People like me, just as with many other marginalized communities, are killed, beaten, abused, isolated, and tortured for having a body, a brain, a way-of-being-enfleshed that is other to allistic, virtual capital. When I stim happily, when I flap my hands, when I echo, echo, echo – alalia, alalia, alalia – I express something that cannot be consumed, that can’t be digitized and de-sacralized into a medium of exchange. These stims are instead suppressed, held, isolated, rendered asocial and abject. God forbid I express myself as an equal, joining together with others like me, communicating my experiences and styles-of-the-flesh. God forbid I love, laugh, write, dance, cry, scream, or fuck. God forbid I express myself as a subject, as a human being worthy of dignity and community and belonging.
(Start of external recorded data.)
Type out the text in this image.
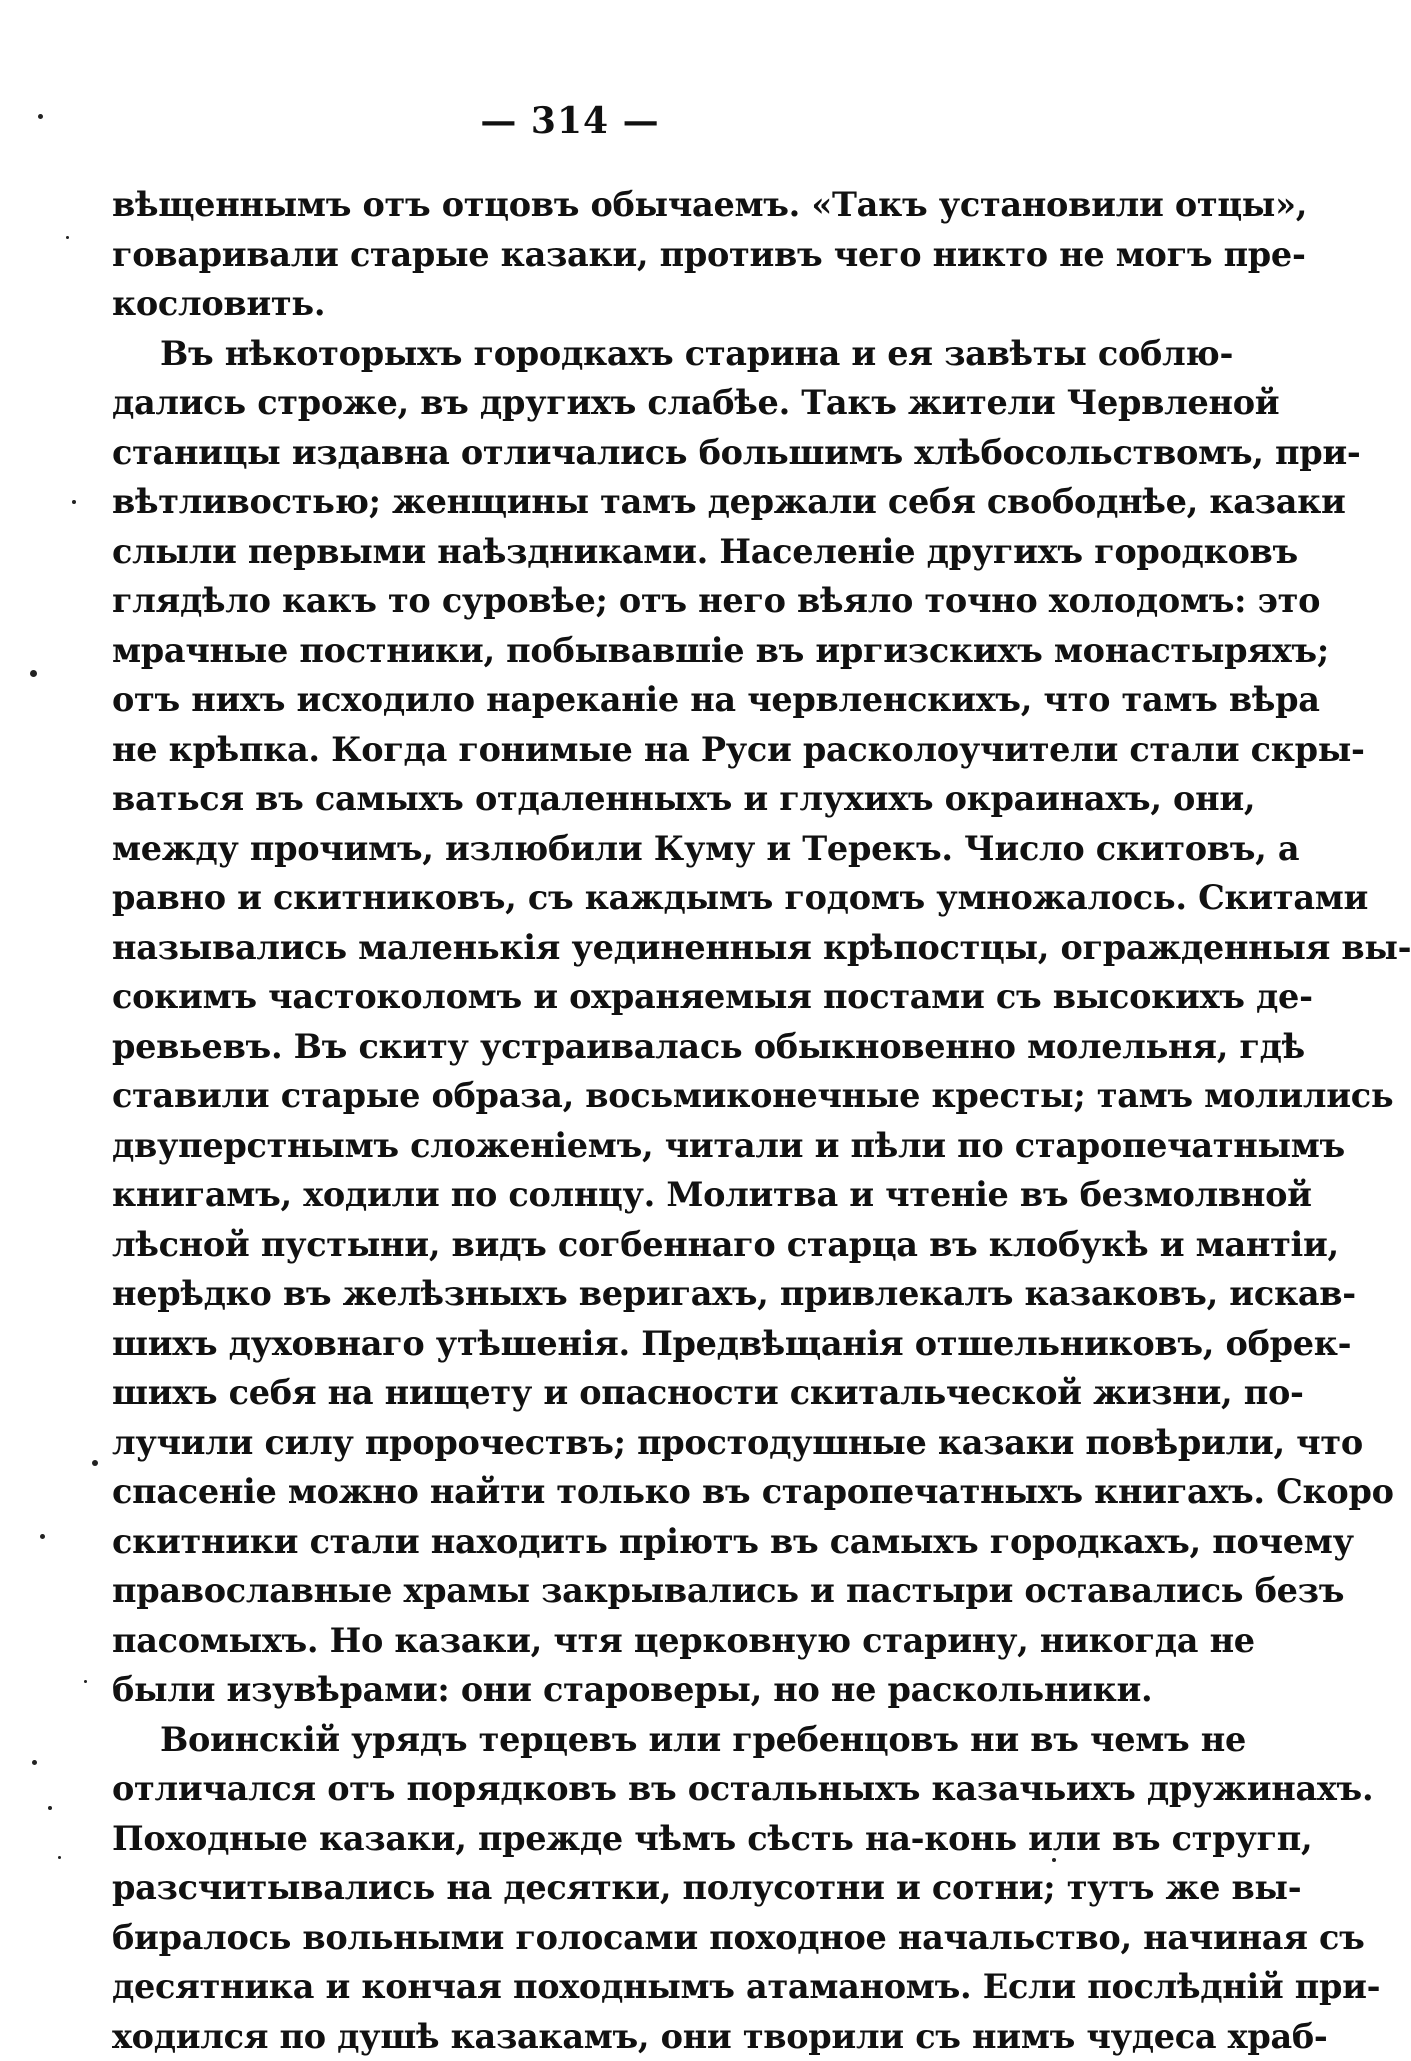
— 314 —
вѣщеннымъ отъ отцовъ обычаемъ. «Такъ установили отцы»,
говаривали старые казаки, противъ чего никто не могъ пре-
кословить.
Въ нѣкоторыхъ городкахъ старина и ея завѣты соблю-
дались строже, въ другихъ слабѣе. Такъ жители Червленой
станицы издавна отличались большимъ хлѣбосольствомъ, при-
вѣтливостью; женщины тамъ держали себя свободнѣе, казаки
слыли первыми наѣздниками. Населеніе другихъ городковъ
глядѣло какъ то суровѣе; отъ него вѣяло точно холодомъ: это
мрачные постники, побывавшіе въ иргизскихъ монастыряхъ;
отъ нихъ исходило нареканіе на червленскихъ, что тамъ вѣра
не крѣпка. Когда гонимые на Руси расколоучители стали скры-
ваться въ самыхъ отдаленныхъ и глухихъ окраинахъ, они,
между прочимъ, излюбили Куму и Терекъ. Число скитовъ, а
равно и скитниковъ, съ каждымъ годомъ умножалось. Скитами
назывались маленькія уединенныя крѣпостцы, огражденныя вы-
сокимъ частоколомъ и охраняемыя постами съ высокихъ де-
ревьевъ. Въ скиту устраивалась обыкновенно молельня, гдѣ
ставили старые образа, восьмиконечные кресты; тамъ молились
двуперстнымъ сложеніемъ, читали и пѣли по старопечатнымъ
книгамъ, ходили по солнцу. Молитва и чтеніе въ безмолвной
лѣсной пустыни, видъ согбеннаго старца въ клобукѣ и мантіи,
нерѣдко въ желѣзныхъ веригахъ, привлекалъ казаковъ, искав-
шихъ духовнаго утѣшенія. Предвѣщанія отшельниковъ, обрек-
шихъ себя на нищету и опасности скитальческой жизни, по-
лучили силу пророчествъ; простодушные казаки повѣрили, что
спасеніе можно найти только въ старопечатныхъ книгахъ. Скоро
скитники стали находить пріютъ въ самыхъ городкахъ, почему
православные храмы закрывались и пастыри оставались безъ
пасомыхъ. Но казаки, чтя церковную старину, никогда не
были изувѣрами: они староверы, но не раскольники.
Воинскій урядъ терцевъ или гребенцовъ ни въ чемъ не
отличался отъ порядковъ въ остальныхъ казачьихъ дружинахъ.
Походные казаки, прежде чѣмъ сѣсть на-конь или въ стругп,
разсчитывались на десятки, полусотни и сотни; тутъ же вы-
биралось вольными голосами походное начальство, начиная съ
десятника и кончая походнымъ атаманомъ. Если послѣдній при-
ходился по душѣ казакамъ, они творили съ нимъ чудеса храб-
Virtuality, the demiurge of capital, responds to such expressions through commodification, infantilization, and destruction. Autistic life is commodified through being stolen from us and sold as the experiences of others, of autism parents and caretaker narratives and light it up blue parades. Autistic life is infantilized through talking-around our subjectivity, through imaging us as thoughtless, joyless, sexless blank slates containing nothing but non-being. And if neither of these work, autistic life can always be destroyed through restraint, through suffocating, beating, burning, drowning, depriving, torturing, murdering, silencing, vengeance. When an autistic body (an autistic corpse) is found at the bottom of a river, killed by a caretaker or passerby or doctor or educator or police officer, the allistic can then intone “who could blame them?” There is no body with quieter hands than a dead one.

I am a blood disease in the body politic. My autistic being is an act of theopolitical resistance against virtuality, against allistic capitalism. I am a reflection of enfleshed and incarnate Sophia, the Holy Wisdom that vibrates through the becoming of creation. I am a reflection of Christ, spirit joined to flesh, beaten, abused, and killed, the infinite enveloping suffering. I am not a babbling child, a “poor thing” to be talked-over or ignored, to be silenced, destroyed, or discarded. I am a blood disease in the body politic, a limit that arises from the same standards of communication and sociality that form the conceptual ground of capitalist modernity, the limit of the human, of the colonial citizen-subject. I am a wound in the allistic gnosis and I will stim happily.